Time and Cycles
"Logs of Straw: Dendrochronology"
Trees are some of nature's most accurate timekeepers. Their growth layers, appearing as rings in the cross section of the tree trunk, record evidence of floods, droughts, insect attacks, lightning strikes, and even earthquakes.
Tree growth depends on local conditions, which include the availability of water. Because the water cycle, or hydrologic cycle, is uneven, that is, the amount of water in the environment varies from year to year, scientists use tree-ring patterns to reconstruct regional patterns of drought and climatic change. This field of study, known as dendrochronology, was begun in the early 1900's by an American astronomer named Andrew Ellicott Douglass.
While working at an observatory in his native Arizona, Douglass began to collect pine trunk cross sections to study their annual growth rings. He thought there might be a connection between sunspot activity and drought. Such a connection could be established, he believed, through natural records of vegetation growth.
Douglass was not the first to notice that some growth rings in trees are thicker than others. In the climate where Douglass was working, the varying widths clearly resulted from varying amounts of rainfall. In drier growing seasons narrow rings were formed, and in growing seasons in which water was more plentiful, wide rings occurred.
In addition to correlating the narrow rings to periods of drought and, in turn, to sunspot records, Douglass had to establish the actual year each tree ring represented. Because absolute ages can be determined through dendrochronology, the science has since proven useful far beyond the narrow study to which Douglass applied it.

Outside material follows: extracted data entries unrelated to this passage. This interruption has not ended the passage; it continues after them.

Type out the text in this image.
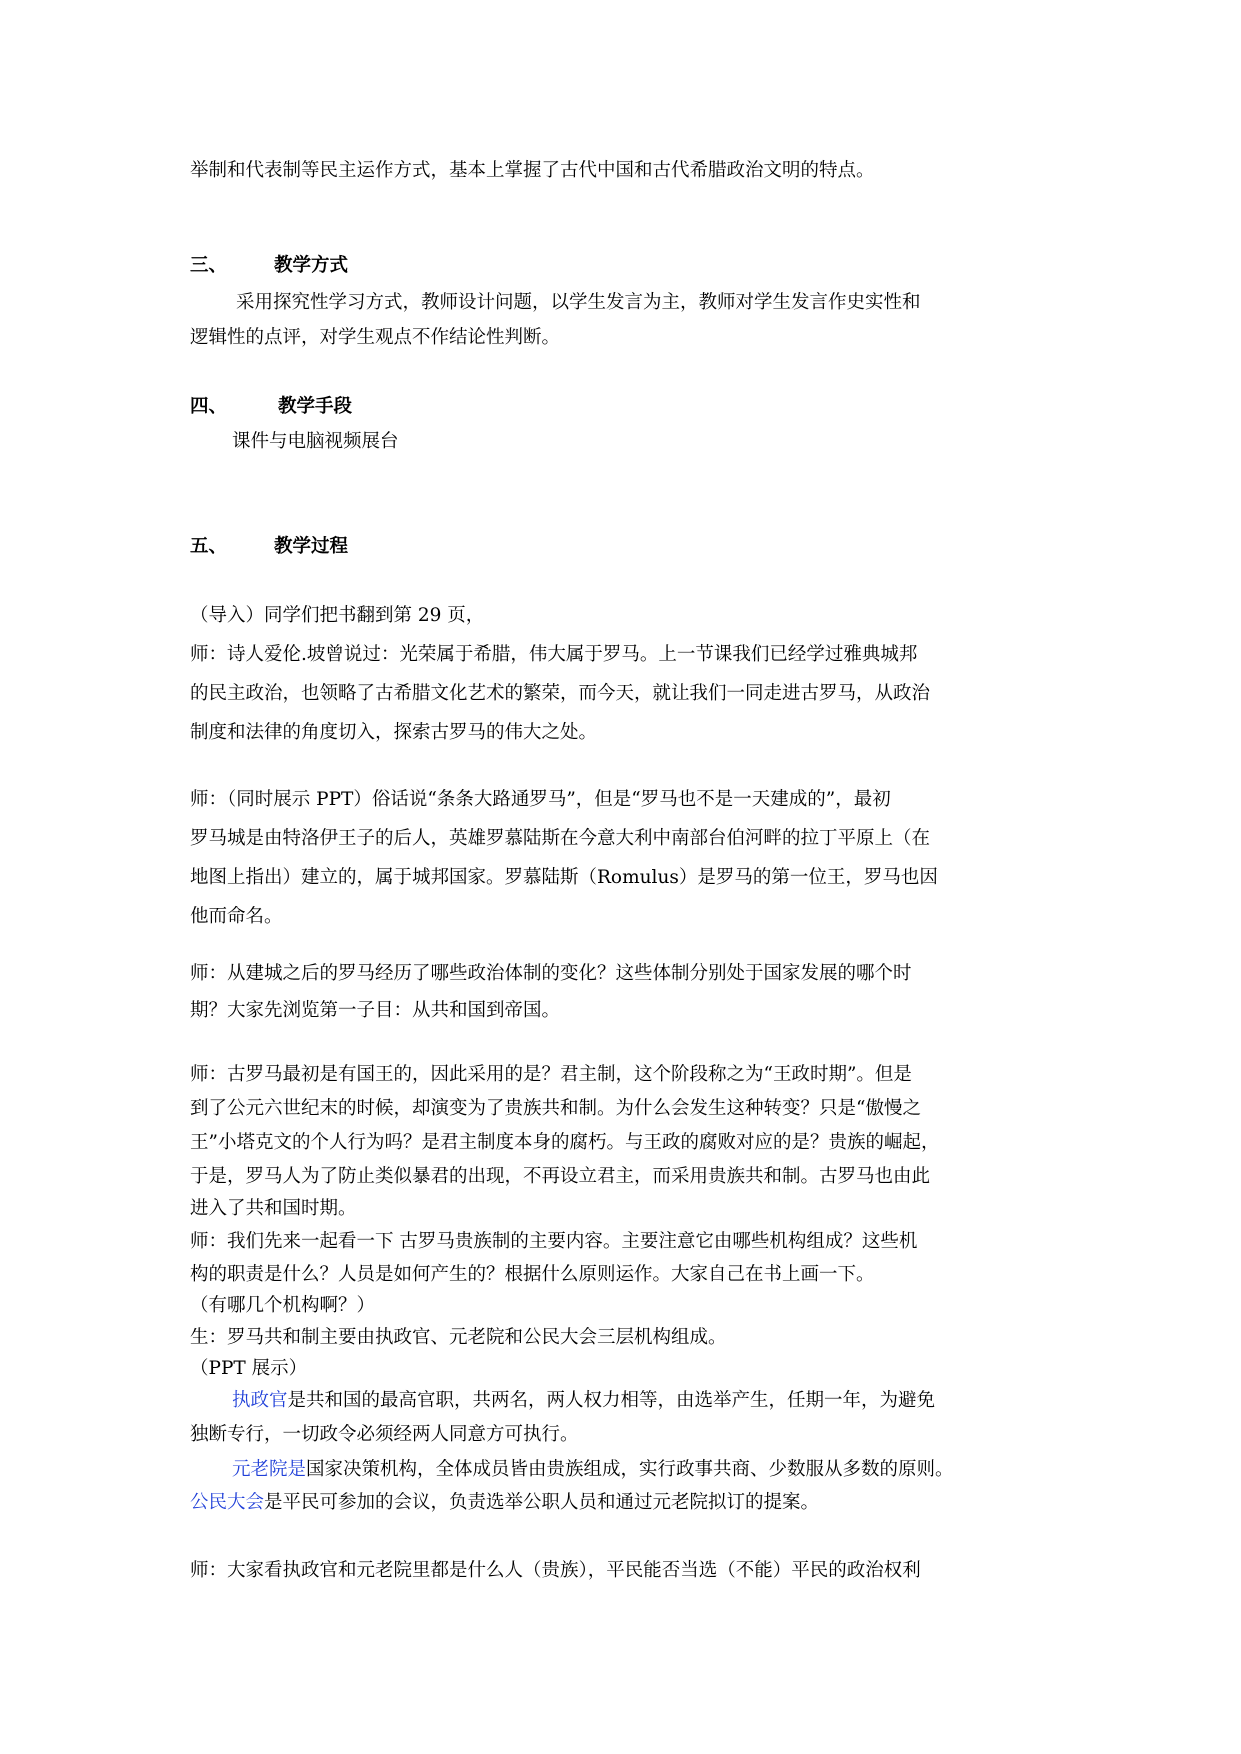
举制和代表制等民主运作方式，基本上掌握了古代中国和古代希腊政治文明的特点。
三、	教学方式
采用探究性学习方式，教师设计问题，以学生发言为主，教师对学生发言作史实性和
逻辑性的点评，对学生观点不作结论性判断。
四、	教学手段
课件与电脑视频展台
五、	教学过程
（导入）同学们把书翻到第 29 页，
师：诗人爱伦.坡曾说过：光荣属于希腊，伟大属于罗马。上一节课我们已经学过雅典城邦
的民主政治，也领略了古希腊文化艺术的繁荣，而今天，就让我们一同走进古罗马，从政治
制度和法律的角度切入，探索古罗马的伟大之处。
师：（同时展示 PPT）俗话说“条条大路通罗马”，但是“罗马也不是一天建成的”，最初
罗马城是由特洛伊王子的后人，英雄罗慕陆斯在今意大利中南部台伯河畔的拉丁平原上（在
地图上指出）建立的，属于城邦国家。罗慕陆斯（Romulus）是罗马的第一位王，罗马也因
他而命名。
师：从建城之后的罗马经历了哪些政治体制的变化？这些体制分别处于国家发展的哪个时
期？大家先浏览第一子目：从共和国到帝国。
师：古罗马最初是有国王的，因此采用的是？君主制，这个阶段称之为“王政时期”。但是
到了公元六世纪末的时候，却演变为了贵族共和制。为什么会发生这种转变？只是“傲慢之
王”小塔克文的个人行为吗？是君主制度本身的腐朽。与王政的腐败对应的是？贵族的崛起，
于是，罗马人为了防止类似暴君的出现，不再设立君主，而采用贵族共和制。古罗马也由此
进入了共和国时期。
师：我们先来一起看一下 古罗马贵族制的主要内容。主要注意它由哪些机构组成？这些机
构的职责是什么？人员是如何产生的？根据什么原则运作。大家自己在书上画一下。
（有哪几个机构啊？）
生：罗马共和制主要由执政官、元老院和公民大会三层机构组成。
（PPT 展示）
执政官是共和国的最高官职，共两名，两人权力相等，由选举产生，任期一年，为避免
独断专行，一切政令必须经两人同意方可执行。
元老院是国家决策机构，全体成员皆由贵族组成，实行政事共商、少数服从多数的原则。
公民大会是平民可参加的会议，负责选举公职人员和通过元老院拟订的提案。
师：大家看执政官和元老院里都是什么人（贵族），平民能否当选（不能）平民的政治权利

Computer analysis and other methods developed since Douglass' time have allowed scientists to better understand certain large-scale climatic changes that have occurred in past centuries. Likewise, highly localized analyses are possible. Archaeologists use tree rings to date timber from log cabins and Native American pueblos by matching the rings from the cut timbers of homes to rings in very old trees nearby. Matching these patterns can show the year when a tree was cut and, thus, reveal the age of a dwelling.

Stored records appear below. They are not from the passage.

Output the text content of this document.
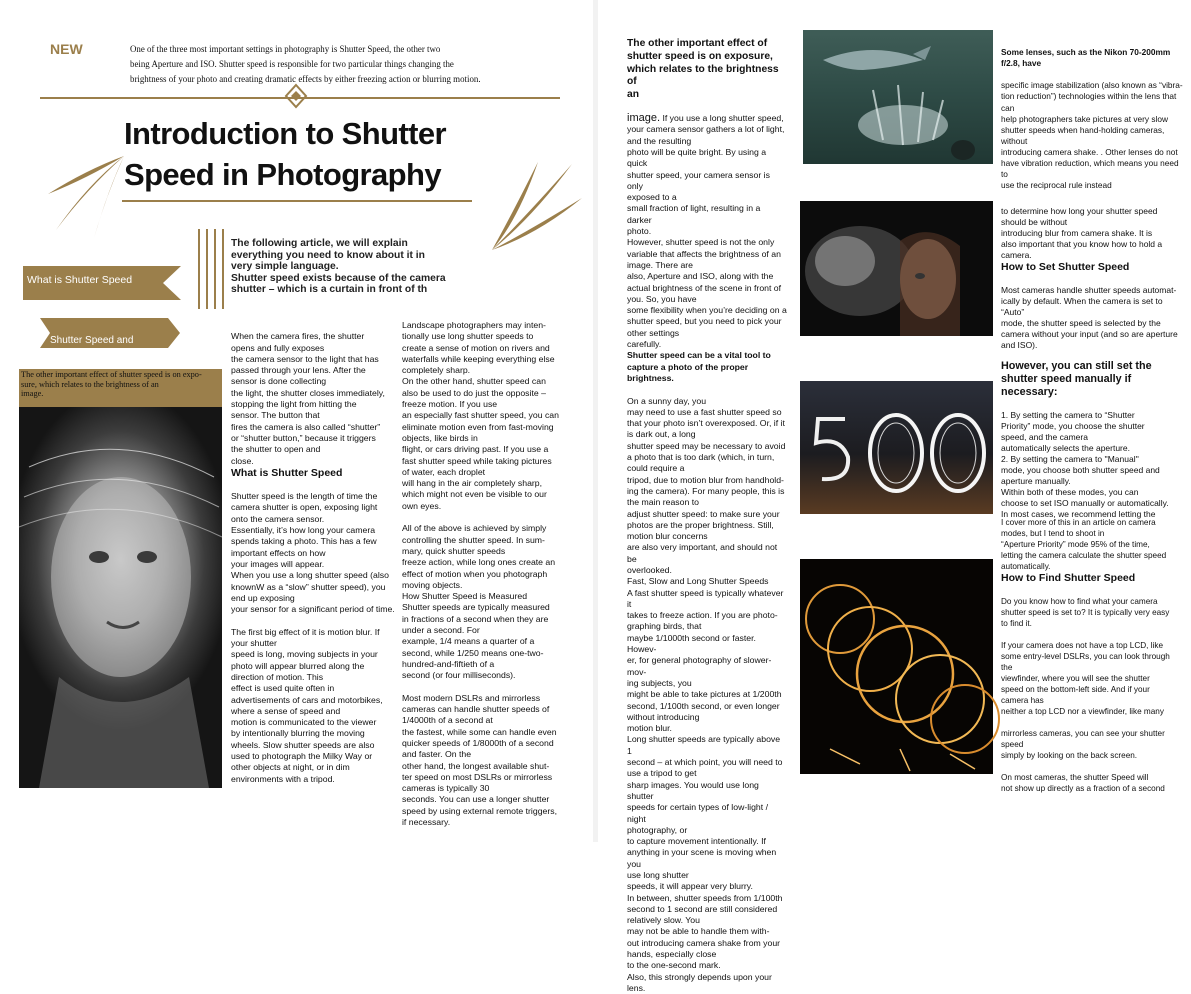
NEW	One of the three most important settings in photography is Shutter Speed, the other two
being Aperture and ISO. Shutter speed is responsible for two particular things changing the
brightness of your photo and creating dramatic effects by either freezing action or blurring motion.
Introduction to Shutter
Speed in Photography
The following article, we will explain
everything you need to know about it in
very simple language.
Shutter speed exists because of the camera
shutter – which is a curtain in front of th
What is Shutter Speed

Shutter Speed and
Exposure

The other important effect of shutter speed is on expo-
sure, which relates to the brightness of an
image.

When the camera fires, the shutter
opens and fully exposes
the camera sensor to the light that has
passed through your lens. After the
sensor is done collecting
the light, the shutter closes immediately,
stopping the light from hitting the
sensor. The button that
fires the camera is also called “shutter”
or “shutter button,” because it triggers
the shutter to open and
close.

What is Shutter Speed

Shutter speed is the length of time the
camera shutter is open, exposing light
onto the camera sensor.
Essentially, it’s how long your camera
spends taking a photo. This has a few
important effects on how
your images will appear.
When you use a long shutter speed (also
knownW as a “slow” shutter speed), you
end up exposing
your sensor for a significant period of time.

The first big effect of it is motion blur. If
your shutter
speed is long, moving subjects in your
photo will appear blurred along the
direction of motion. This
effect is used quite often in
advertisements of cars and motorbikes,
where a sense of speed and
motion is communicated to the viewer
by intentionally blurring the moving
wheels. Slow shutter speeds are also
used to photograph the Milky Way or
other objects at night, or in dim
environments with a tripod.

Landscape photographers may inten-
tionally use long shutter speeds to
create a sense of motion on rivers and
waterfalls while keeping everything else
completely sharp.
On the other hand, shutter speed can
also be used to do just the opposite –
freeze motion. If you use
an especially fast shutter speed, you can
eliminate motion even from fast-moving
objects, like birds in
flight, or cars driving past. If you use a
fast shutter speed while taking pictures
of water, each droplet
will hang in the air completely sharp,
which might not even be visible to our
own eyes.

All of the above is achieved by simply
controlling the shutter speed. In sum-
mary, quick shutter speeds
freeze action, while long ones create an
effect of motion when you photograph
moving objects.
How Shutter Speed is Measured
Shutter speeds are typically measured
in fractions of a second when they are
under a second. For
example, 1/4 means a quarter of a
second, while 1/250 means one-two-
hundred-and-fiftieth of a
second (or four milliseconds).

Most modern DSLRs and mirrorless
cameras can handle shutter speeds of
1/4000th of a second at
the fastest, while some can handle even
quicker speeds of 1/8000th of a second
and faster. On the
other hand, the longest available shut-
ter speed on most DSLRs or mirrorless
cameras is typically 30
seconds. You can use a longer shutter
speed by using external remote triggers,
if necessary.

The other important effect of
shutter speed is on exposure,
which relates to the brightness of
an

image. If you use a long shutter speed,
your camera sensor gathers a lot of light,
and the resulting
photo will be quite bright. By using a quick
shutter speed, your camera sensor is only
exposed to a
small fraction of light, resulting in a darker
photo.
However, shutter speed is not the only
variable that affects the brightness of an
image. There are
also, Aperture and ISO, along with the
actual brightness of the scene in front of
you. So, you have
some flexibility when you’re deciding on a
shutter speed, but you need to pick your
other settings
carefully.

Shutter speed can be a vital tool to
capture a photo of the proper brightness.

On a sunny day, you
may need to use a fast shutter speed so
that your photo isn’t overexposed. Or, if it
is dark out, a long
shutter speed may be necessary to avoid
a photo that is too dark (which, in turn,
could require a
tripod, due to motion blur from handhold-
ing the camera). For many people, this is
the main reason to
adjust shutter speed: to make sure your
photos are the proper brightness. Still,
motion blur concerns
are also very important, and should not be
overlooked.
Fast, Slow and Long Shutter Speeds
A fast shutter speed is typically whatever it
takes to freeze action. If you are photo-
graphing birds, that
maybe 1/1000th second or faster. Howev-
er, for general photography of slower-mov-
ing subjects, you
might be able to take pictures at 1/200th
second, 1/100th second, or even longer
without introducing
motion blur.
Long shutter speeds are typically above 1
second – at which point, you will need to
use a tripod to get
sharp images. You would use long shutter
speeds for certain types of low-light / night
photography, or
to capture movement intentionally. If
anything in your scene is moving when you
use long shutter
speeds, it will appear very blurry.
In between, shutter speeds from 1/100th
second to 1 second are still considered
relatively slow. You
may not be able to handle them with-
out introducing camera shake from your
hands, especially close
to the one-second mark.
Also, this strongly depends upon your lens.

Some lenses, such as the Nikon 70-200mm
f/2.8, have

specific image stabilization (also known as “vibra-
tion reduction”) technologies within the lens that
can
help photographers take pictures at very slow
shutter speeds when hand-holding cameras,
without
introducing camera shake. . Other lenses do not
have vibration reduction, which means you need
to
use the reciprocal rule instead

to determine how long your shutter speed
should be without
introducing blur from camera shake. It is
also important that you know how to hold a
camera.

How to Set Shutter Speed

Most cameras handle shutter speeds automat-
ically by default. When the camera is set to
“Auto”
mode, the shutter speed is selected by the
camera without your input (and so are aperture
and ISO).

However, you can still set the
shutter speed manually if
necessary:

1. By setting the camera to “Shutter
Priority” mode, you choose the shutter
speed, and the camera
automatically selects the aperture.
2. By setting the camera to ''Manual''
mode, you choose both shutter speed and
aperture manually.
Within both of these modes, you can
choose to set ISO manually or automatically.
In most cases, we recommend letting the

I cover more of this in an article on camera
modes, but I tend to shoot in
“Aperture Priority” mode 95% of the time,
letting the camera calculate the shutter speed
automatically.

How to Find Shutter Speed

Do you know how to find what your camera
shutter speed is set to? It is typically very easy
to find it.

If your camera does not have a top LCD, like
some entry-level DSLRs, you can look through
the
viewfinder, where you will see the shutter
speed on the bottom-left side. And if your
camera has
neither a top LCD nor a viewfinder, like many

mirrorless cameras, you can see your shutter
speed
simply by looking on the back screen.

On most cameras, the shutter Speed will
not show up directly as a fraction of a second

To determine whether changes now occurring in climate are part of the Earth's normal pattern or are induced by human activity, scientists rely on the history of climatic changes both locally and globally as revealed by tree rings, ice cores, pollen samples, and the fossil record. Computers are used to detect possible patterns and cycles from these many sources. In dendrochronology, large data bases allow scientists to compare the ring records of many trees and to construct maps of former regional climates. The evidence collected so far suggests that climatic change is simply a part of life on Earth. The extent to which human activity affects the way the global climate is changing now is not yet fully understood.